Key points to consider include:

  • William O’Dowd IV, the CEO of Dolphin Entertainment, has purchased $4,809 worth of the company's common stock, increasing his direct holdings to 491,940 shares.
  • Dolphin Entertainment reported a 5.2% increase in revenue for the first quarter of 2026, totaling $12.8 million, but faced operating losses despite improving its adjusted EBITDA loss by 25%.
  • The stock trades at $1.12, near its 52-week low of $0.99, following a 32% decline over the past six months, with analysts noting the stock appears undervalued at current levels.

Risks and uncertainties to monitor include:

  • Investor concerns regarding the company’s rising operating expenses and net loss, which could impact the company's financial stability and future growth prospects.
  • The company's ability to navigate its financial challenges in the coming quarters, particularly in the context of the broader technology and internet sector.
  • The potential for further stock price volatility, given the recent 32% decline and the stock trading near its 52-week low.

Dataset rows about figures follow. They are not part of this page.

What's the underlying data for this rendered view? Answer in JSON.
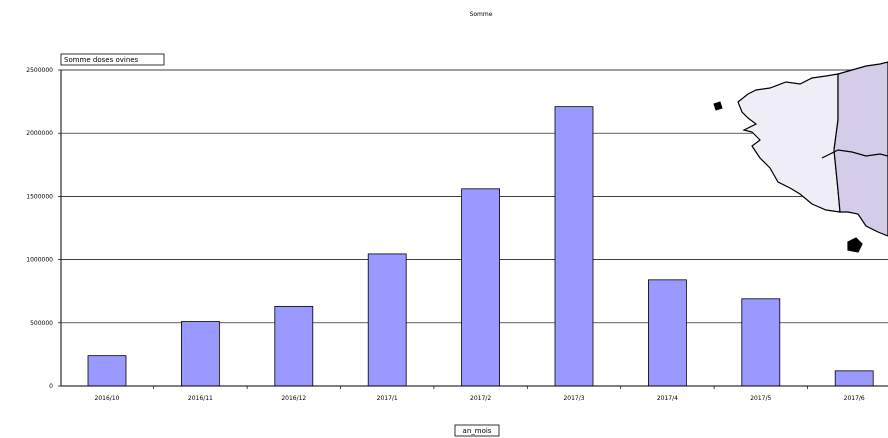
{
  "chart_data": {
    "type": "bar",
    "title": "Somme",
    "legend_label": "Somme doses ovines",
    "xlabel": "an_mois",
    "ylabel": "",
    "categories": [
      "2016/10",
      "2016/11",
      "2016/12",
      "2017/1",
      "2017/2",
      "2017/3",
      "2017/4",
      "2017/5",
      "2017/6"
    ],
    "values": [
      240000,
      510000,
      630000,
      1045000,
      1560000,
      2210000,
      840000,
      690000,
      120000
    ],
    "y_ticks": [
      {
        "value": 0,
        "label": "0"
      },
      {
        "value": 500000,
        "label": "500000"
      },
      {
        "value": 1000000,
        "label": "1000000"
      },
      {
        "value": 1500000,
        "label": "1500000"
      },
      {
        "value": 2000000,
        "label": "2000000"
      },
      {
        "value": 2500000,
        "label": "2500000"
      }
    ],
    "ylim": [
      0,
      2500000
    ],
    "grid": true,
    "bar_color": "#9999ff",
    "map_colors": {
      "west": "#efeef6",
      "east": "#d4cce8"
    }
  }
}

As we look ahead, it is clear that Dolphin Entertainment will need to continue to manage its financial performance and navigate its financial challenges in the coming quarters. The company's ongoing efforts to improve its adjusted EBITDA loss and manage its rising operating expenses will be closely watched by investors and analysts alike. The technology and internet sector, particularly the SaaS and platform businesses, will be closely monitoring the company's progress and financial performance.

Risks

  • Investor concerns regarding the company’s rising operating expenses and net loss, which could impact the company's financial stability and future growth prospects.
  • The company's ability to navigate its financial challenges in the coming quarters, particularly in the context of the broader technology and internet sector.
  • The potential for further stock price volatility, given the recent 32% decline and the stock trading near its 52-week low.